イギリス人の恋人の温度感覚

クスッ、ほっこり、外国人あるある話

イギリス人の恋人の温度感覚

イギリス人の彼氏が日本に来たときの話

私は33歳の専業主婦です。20代の頃、留学でイギリスに渡り、今現在も在英です。これは私が22歳の頃付き合っていた、26歳イギリス人の彼の話になります。

その頃、日本食店でアルバイトをしていた私は、会計士として働く彼とパブで知り合い、付き合うことになりました。日本の文化が大好きで「一度は日本に行ってみたい」と話す彼を連れて、日本に一時帰国をしました。

私達が日本に行ったのは一月の寒い冬。温泉旅行などを旅の計画に取り入れ、とても楽しみにしていました。旅費節約のために温泉旅行以外は東京にある私の実家に滞在することに。私の家に着くなり彼は「こんな寒い家に日本人はみんな住んでいるの?」と目を丸くしていました。

日本の家が寒いという彼

私の実家はごく一般的な1軒家。ガスストーブとエアコンで部屋を温めていますが、基本はコタツでの生活で、エアコン等は電気代節約のため、冷え込む朝晩のみに使用していました。当然廊下はエアコン等も効いておらず、お風呂の脱衣所も寒いです。セントラルヒーティングで、どの部屋も快適温度に設定されているご家庭が多いイギリス。イギリス人の彼にとって日本の家は外にいるのと同じだ、とのことでした。そのくせ、外の気温が10度以下でも暖かいと言って、外出時は薄手のコートに下は半袖。しかもいつも少し汗ばんでいました。

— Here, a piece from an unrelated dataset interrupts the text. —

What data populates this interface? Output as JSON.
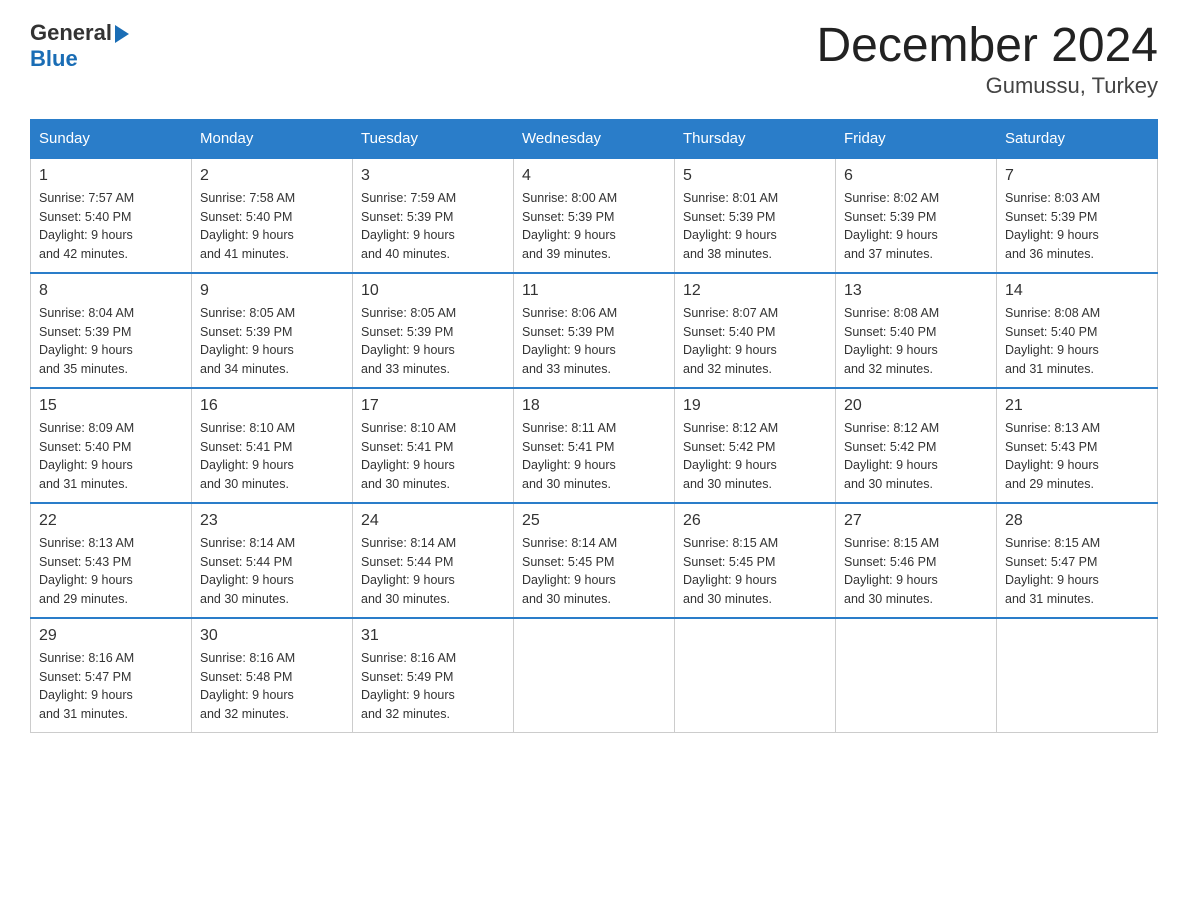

それなのに、家に帰ると寒い寒いとブルブル震えてコタツに入りっぱなし。しかも背が高くてコタツの中で足をどう置いたらいいかわからないと手こずっている彼がとても可愛らしく思えました。イギリス人の彼曰く、日本人は様々な技術の開発が発展していて、生活をより快適にすべく常に努力をしているのに、何故住宅となると無関心になってしまうのかと首をかしげていました。

日本の家だって、イギリスのようにセントラルヒーティングを採用したり、家の壁にもっと断熱材をしっかりと取り入れれば、夏は涼しく、冬は暖かく過ごせるのに、とよく彼は言っています。確かに日本でも最近はお風呂場と脱衣場の温度差によるヒートショック等が問題視されるようにはなってきました。

私は今まで日本に住んでいて、冬は家の中でも寒いのが当たり前だと考えていたので、逆に彼のように冬は暖かく、夏は涼しく家で過ごしたい、といった概念がありませんでした。彼はもし日本に住むことになって家を購入するようなことがあれば、家の見た目等は後回しにして、まず断熱材をしっかり入れるんだと豪語していました。

彼が日本で感動したこと

そんな彼との温泉旅行で、彼はある日本技術にえらく感動をしていました。それがトイレです。私達が泊まったホテルのトイレは、便座が電気で常に暖かく保たれていて、自動で蓋の開け閉めがされ、便座から立つと自動でお水が流れる仕様になっていました。これほどまでに洗練されたトイレを見たことがなかった彼は大そう驚き、挙げ句の果てにはビデオまで撮っていました。これほどまでにトイレの技術が発達しているのに、何故家全体の快適さには無頓着なのか、彼はそこに日本人の住宅に対する矛盾を感じたそうです。

トイレの技術に感心した彼は、イギリスに帰国後すぐに彼の両親に彼が撮影した日本のトイレの現状を見せていました。彼のご両親もとても感心して、何度も何度も再生して映像を見ていたのが印象的でした。廊下もお風呂もどこもかしこも暖かいイギリスのお家。でも冬の時期、便座は座るとひやっとします。

日本から帰国した彼は、日本滞在中に便座ヒーターを買って帰ってくればよかったと後悔をしていました。そんなどこまでも家の快適温度を探求する彼を見て、思わずプッと吹き出しそうになったことを今でも覚えています。2週間ほどと短い日本滞在ではありましたがイギリス人の彼と同行することで、改めて日本の良いところ、少し改善すべき点が見え、得るもののある楽しい滞在となりました。